Every costumer has a kit – which they carry in a pouch on their waist. What’s in your kit?

Oh, a lot. Scissors, needles and thread,  Band-aids (for shoes that hurt), and every costumer’s no. 1 weapon: Safety pins. (With safety pins, you can make a real quick hem if needed.) I also carry a ribbon of threads in every color of the rainbow, so if there are last-minute changes or alterations needed, I can just pull it out, thread my needle and just sew.

How many costumers are on set?

On a big production, there are usually 10 costumers. There’s usually at least two set costumers (whose job is to help with costumes for the principal actors.)

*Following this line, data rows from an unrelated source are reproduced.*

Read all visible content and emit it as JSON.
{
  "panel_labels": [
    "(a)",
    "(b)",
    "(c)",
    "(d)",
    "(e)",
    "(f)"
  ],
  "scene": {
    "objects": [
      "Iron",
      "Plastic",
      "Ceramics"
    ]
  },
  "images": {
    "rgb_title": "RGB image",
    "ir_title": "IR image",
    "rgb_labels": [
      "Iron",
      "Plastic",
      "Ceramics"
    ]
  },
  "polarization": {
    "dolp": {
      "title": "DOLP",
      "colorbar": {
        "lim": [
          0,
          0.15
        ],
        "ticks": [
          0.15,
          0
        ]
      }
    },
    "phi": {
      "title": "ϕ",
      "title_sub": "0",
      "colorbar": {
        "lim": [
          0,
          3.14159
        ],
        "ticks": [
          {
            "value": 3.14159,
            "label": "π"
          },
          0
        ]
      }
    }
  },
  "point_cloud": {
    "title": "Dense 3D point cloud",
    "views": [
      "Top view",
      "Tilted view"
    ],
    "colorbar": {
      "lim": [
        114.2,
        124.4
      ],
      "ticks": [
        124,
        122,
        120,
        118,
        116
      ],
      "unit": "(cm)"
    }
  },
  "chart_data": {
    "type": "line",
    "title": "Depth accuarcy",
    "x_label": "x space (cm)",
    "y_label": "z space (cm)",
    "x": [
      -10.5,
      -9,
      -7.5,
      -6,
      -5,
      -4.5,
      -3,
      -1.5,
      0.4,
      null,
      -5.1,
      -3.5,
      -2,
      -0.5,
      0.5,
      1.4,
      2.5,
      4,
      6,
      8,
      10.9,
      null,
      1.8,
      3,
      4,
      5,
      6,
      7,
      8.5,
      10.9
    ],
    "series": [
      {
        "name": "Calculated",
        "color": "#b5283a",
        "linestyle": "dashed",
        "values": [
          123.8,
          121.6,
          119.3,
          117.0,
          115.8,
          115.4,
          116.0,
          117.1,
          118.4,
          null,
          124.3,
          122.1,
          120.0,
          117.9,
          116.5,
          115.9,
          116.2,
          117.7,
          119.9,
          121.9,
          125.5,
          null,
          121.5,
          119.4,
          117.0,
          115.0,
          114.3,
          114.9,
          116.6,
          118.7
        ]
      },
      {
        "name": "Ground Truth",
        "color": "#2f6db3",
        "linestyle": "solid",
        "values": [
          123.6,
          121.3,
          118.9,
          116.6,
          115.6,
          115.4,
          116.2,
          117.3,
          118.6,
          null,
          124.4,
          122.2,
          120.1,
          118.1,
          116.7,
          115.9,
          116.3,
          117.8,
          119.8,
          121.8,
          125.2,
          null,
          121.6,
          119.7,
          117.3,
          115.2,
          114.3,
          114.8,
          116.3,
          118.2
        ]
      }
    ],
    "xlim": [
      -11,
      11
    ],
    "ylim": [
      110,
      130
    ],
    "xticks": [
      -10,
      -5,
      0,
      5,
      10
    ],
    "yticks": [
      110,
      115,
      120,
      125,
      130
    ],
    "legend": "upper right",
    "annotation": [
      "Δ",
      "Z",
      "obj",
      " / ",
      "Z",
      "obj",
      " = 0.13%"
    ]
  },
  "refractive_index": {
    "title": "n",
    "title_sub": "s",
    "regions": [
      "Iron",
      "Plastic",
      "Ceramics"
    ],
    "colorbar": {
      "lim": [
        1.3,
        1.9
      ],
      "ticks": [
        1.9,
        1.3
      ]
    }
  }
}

There’s a truck costumer – who works out of the costume truck where all the clothes live.She’s a lot of help with bringing stuff to set if we’re missing anything.

Then there are two or three background costumers. When it comes to background, they have so many more people than we do (because they’re dressing and costuming the extras.)

And the designer’s there and the assistant designer is always there and there’s a supervisor and there’s always a seamstress.

What are the best costumes you ever worked on ?

Black Panther! Ruth Carter won an Oscar – so hands down!

She was building costumes until the day of shooting and on the day of the shoot, I was sewing people into costumes. Every piece was handmade, hand-built, handprinted, all in-house.